St. Clair salvaged that operation for his mother, leading to the creation of the Katahdin Woods and Water National Monument, so it’s understandable she might be grateful and want to assist him with his political fling. Understandable, but not sensible. Better to have a political action committee headed by R. Kelly than one associated with Roxanne Quimby.
But what if, rather than form a PAC, Quimby (or someone else with a personal interest in this race and a ton of money to spend) decided to create a “social welfare organization?” That kind of nonprofit doesn’t have to disclose its donors and can spend unlimited amounts, so long as it doesn’t advocate for a candidate.
The recently formed Maine Outdoor Alliance is just such a group.

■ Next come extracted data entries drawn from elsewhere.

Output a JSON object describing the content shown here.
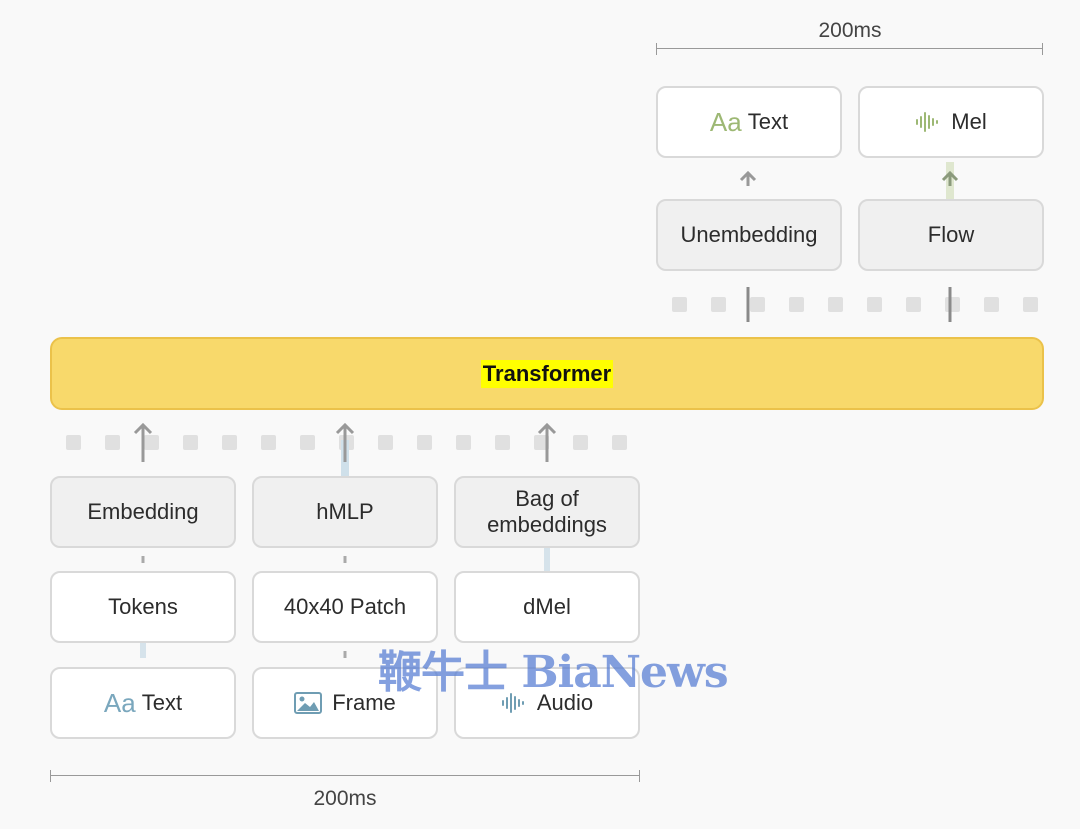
{
  "top": {
    "duration_label": "200ms",
    "outputs": [
      {
        "icon": "text-aa-icon",
        "aa": "Aa",
        "label": "Text"
      },
      {
        "icon": "waveform-icon",
        "label": "Mel"
      }
    ],
    "heads": [
      {
        "label": "Unembedding"
      },
      {
        "label": "Flow"
      }
    ]
  },
  "transformer": {
    "label": "Transformer"
  },
  "bottom": {
    "duration_label": "200ms",
    "encoders": [
      {
        "label": "Embedding"
      },
      {
        "label": "hMLP"
      },
      {
        "label_line1": "Bag of",
        "label_line2": "embeddings"
      }
    ],
    "representations": [
      {
        "label": "Tokens"
      },
      {
        "label": "40x40 Patch"
      },
      {
        "label": "dMel"
      }
    ],
    "inputs": [
      {
        "icon": "text-aa-icon",
        "aa": "Aa",
        "label": "Text"
      },
      {
        "icon": "image-icon",
        "label": "Frame"
      },
      {
        "icon": "waveform-icon",
        "label": "Audio"
      }
    ]
  },
  "watermark": {
    "text": "鞭牛士 BiaNews"
  },
  "colors": {
    "transformer_fill": "#f8d96b",
    "transformer_highlight": "#ffff00",
    "text_blue": "#7aa7bd",
    "mel_green": "#9db874",
    "token_square": "#e0e0e0"
  }
}
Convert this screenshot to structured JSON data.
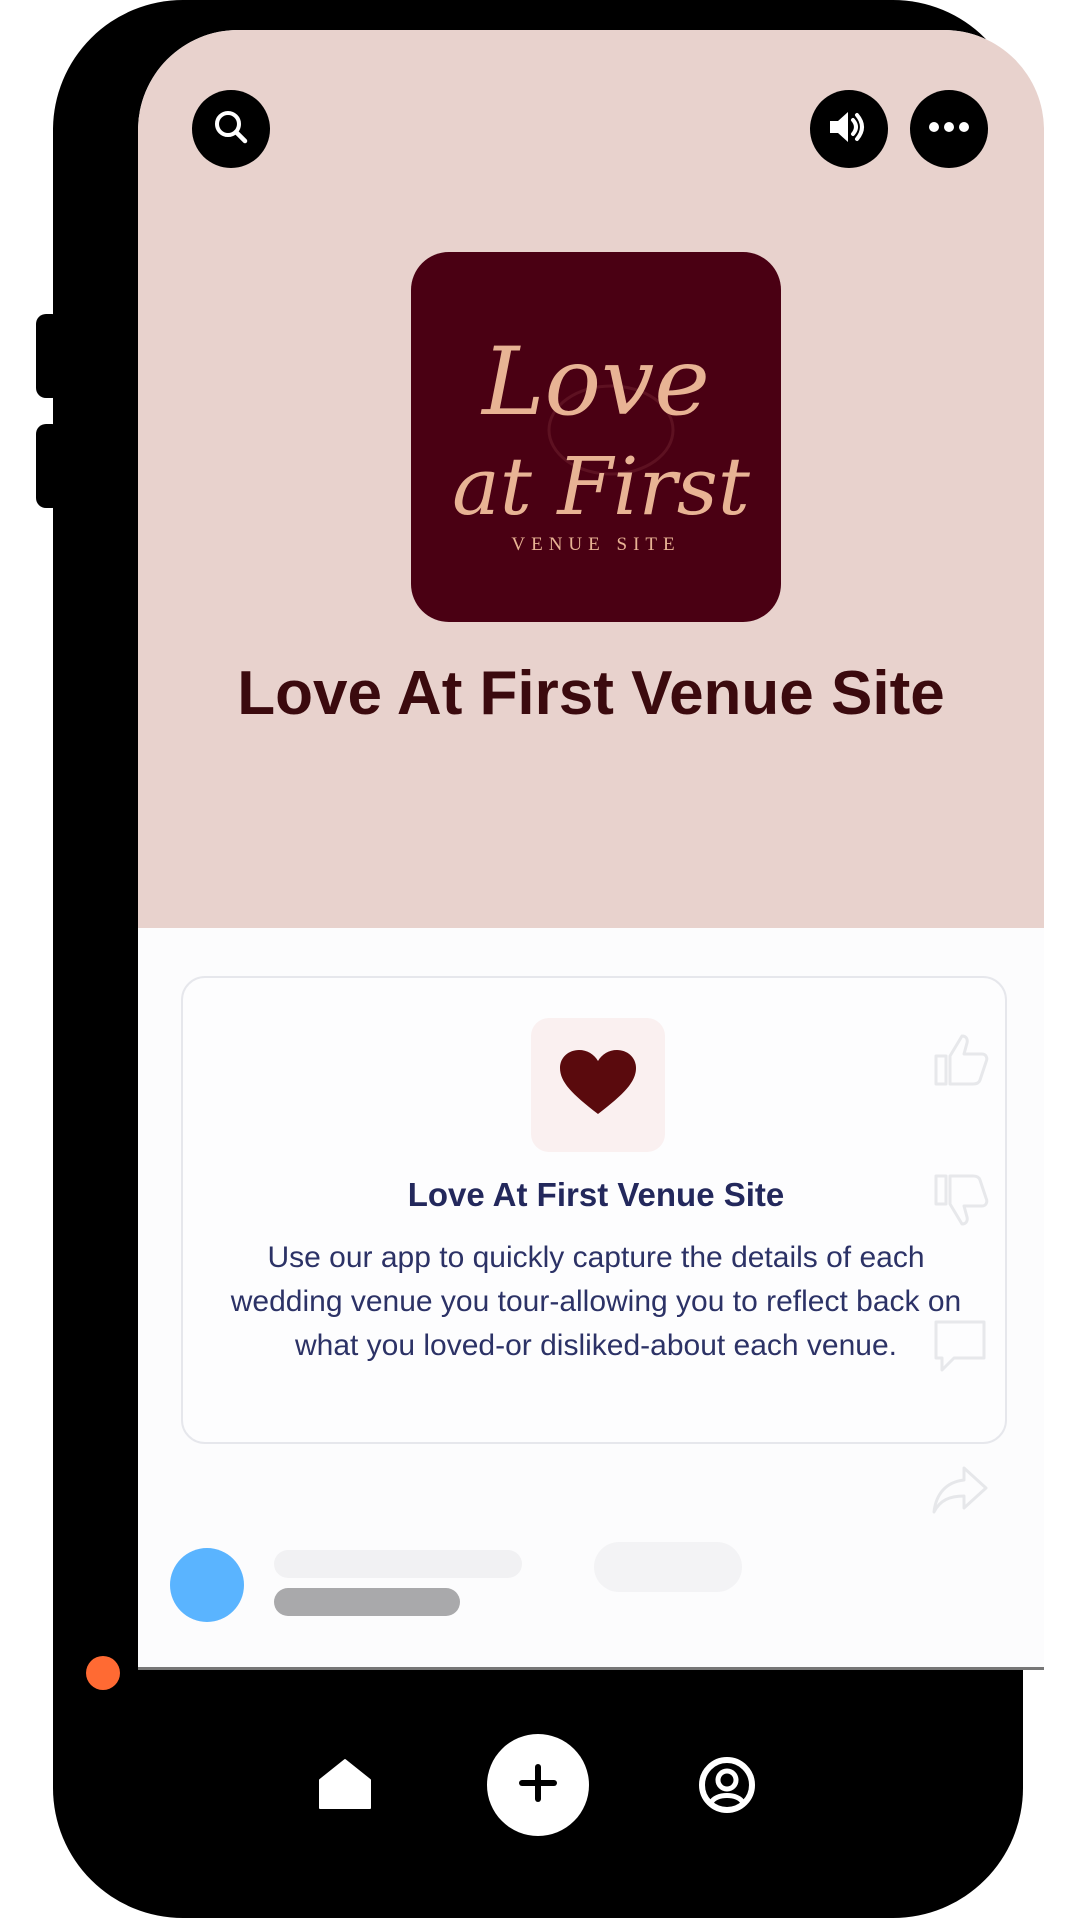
{
  "header": {
    "search_icon": "search-icon",
    "sound_icon": "speaker-icon",
    "more_icon": "more-icon"
  },
  "logo": {
    "script_line1": "Love",
    "script_line2": "at First",
    "tagline": "VENUE SITE"
  },
  "app": {
    "title": "Love At First Venue Site"
  },
  "card": {
    "icon": "heart-icon",
    "title": "Love At First Venue Site",
    "description": "Use our app to quickly capture the details of each wedding venue you tour-allowing you to reflect back on what you loved-or disliked-about each venue."
  },
  "side_actions": [
    "thumbs-up-icon",
    "thumbs-down-icon",
    "comment-icon",
    "share-icon"
  ],
  "bottom_nav": [
    "home-icon",
    "plus-icon",
    "profile-icon"
  ],
  "colors": {
    "hero_bg": "#e8d2cd",
    "logo_bg": "#4a0013",
    "title_color": "#3b0a0e",
    "logo_gold": "#e8b394",
    "heart": "#5a0a0d",
    "avatar": "#5ab4ff",
    "progress_dot": "#ff6a33"
  }
}
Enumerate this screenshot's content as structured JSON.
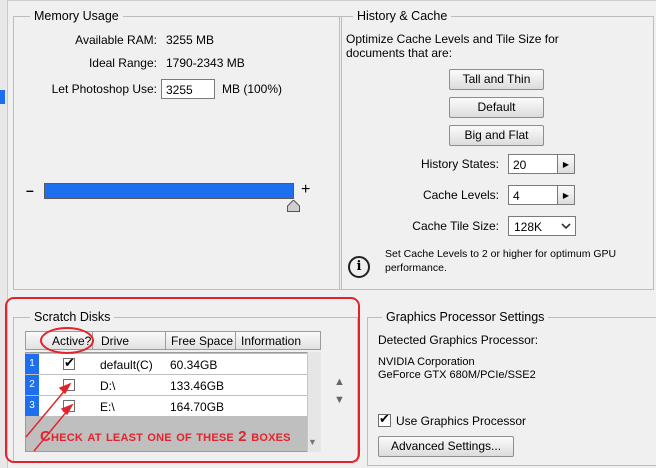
{
  "memory": {
    "title": "Memory Usage",
    "available_label": "Available RAM:",
    "available_value": "3255 MB",
    "ideal_label": "Ideal Range:",
    "ideal_value": "1790-2343 MB",
    "let_label": "Let Photoshop Use:",
    "let_value": "3255",
    "let_unit": "MB (100%)",
    "minus": "–",
    "plus": "+",
    "slider_fraction": 1.0
  },
  "history": {
    "title": "History & Cache",
    "description": "Optimize Cache Levels and Tile Size for documents that are:",
    "btn_tall": "Tall and Thin",
    "btn_default": "Default",
    "btn_big": "Big and Flat",
    "states_label": "History States:",
    "states_value": "20",
    "levels_label": "Cache Levels:",
    "levels_value": "4",
    "tile_label": "Cache Tile Size:",
    "tile_value": "128K",
    "info_icon": "i",
    "info_text": "Set Cache Levels to 2 or higher for optimum GPU performance."
  },
  "scratch": {
    "title": "Scratch Disks",
    "columns": [
      "Active?",
      "Drive",
      "Free Space",
      "Information"
    ],
    "rows": [
      {
        "num": "1",
        "drive": "default(C)",
        "free": "60.34GB",
        "info": "",
        "active": true
      },
      {
        "num": "2",
        "drive": "D:\\",
        "free": "133.46GB",
        "info": "",
        "active": false
      },
      {
        "num": "3",
        "drive": "E:\\",
        "free": "164.70GB",
        "info": "",
        "active": false
      }
    ],
    "annotation": "Check at least one of these 2 boxes"
  },
  "gpu": {
    "title": "Graphics Processor Settings",
    "detected_label": "Detected Graphics Processor:",
    "vendor": "NVIDIA Corporation",
    "model": "GeForce GTX 680M/PCIe/SSE2",
    "use_label": "Use Graphics Processor",
    "use_checked": true,
    "advanced_label": "Advanced Settings..."
  },
  "colors": {
    "accent_blue": "#1e6ff0",
    "annotation_red": "#e3232c"
  }
}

We don’t know where its money comes from (wink, wink), but we do know, thanks to good reporting by the Bangor Daily News, that it was incorporated by Nathan Deyesso, a Portland artisan who also happens to have been the best man at St. Clair’s wedding. We also know that the alliance bought nearly $150,000 worth of TV spots, ostensibly to warn the public of threats to the Katahdin monument (there don’t appear to be any), but just incidentally to promote St. Clair’s role in creating it. The ad buy was linked to political operative Barrett Kaiser, who had previously done work for – sound the coincidence alarm! – Roxanne Quimby.
A smart politician – one who had previously condemned the use of dark money in campaigns, as St. Clair has – would have admitted the obvious connection, while stressing he had nothing to do with Mom’s efforts to help out, because any coordination between the campaign and the alliance would be illegal.
A stupid politician would do what St. Clair did. He had his spokesman, David Farmer, tell the Bangor paper the campaign “wouldn’t be involved in any outside spending of this nature.” Then, St. Clair himself told the Portland Press Herald, “It’s hard for me to imagine who’s done this and why.”
I dunno, for some reason, it sorta feels like those guys aren’t being entirely forthcoming. Or maybe they’re just really stupid.
Let me be clear. If somebody’s mother wants to help out her kid’s campaign for Congress, I think that’s reasonable and even commendable. Moms should be able to spend as much as they like promoting their children’s ambitions, no matter how unrealistic. Where things go sideways is when both parent and child refuse to admit that’s what’s going on. That leaves voters to speculate about who’s really operating behind the scenes. Russians? R. Kelly? Nancy Pelosi?
St. Clair should have dealt with this in a straightforward fashion. He didn’t. At best, that indicates he’s sleazy.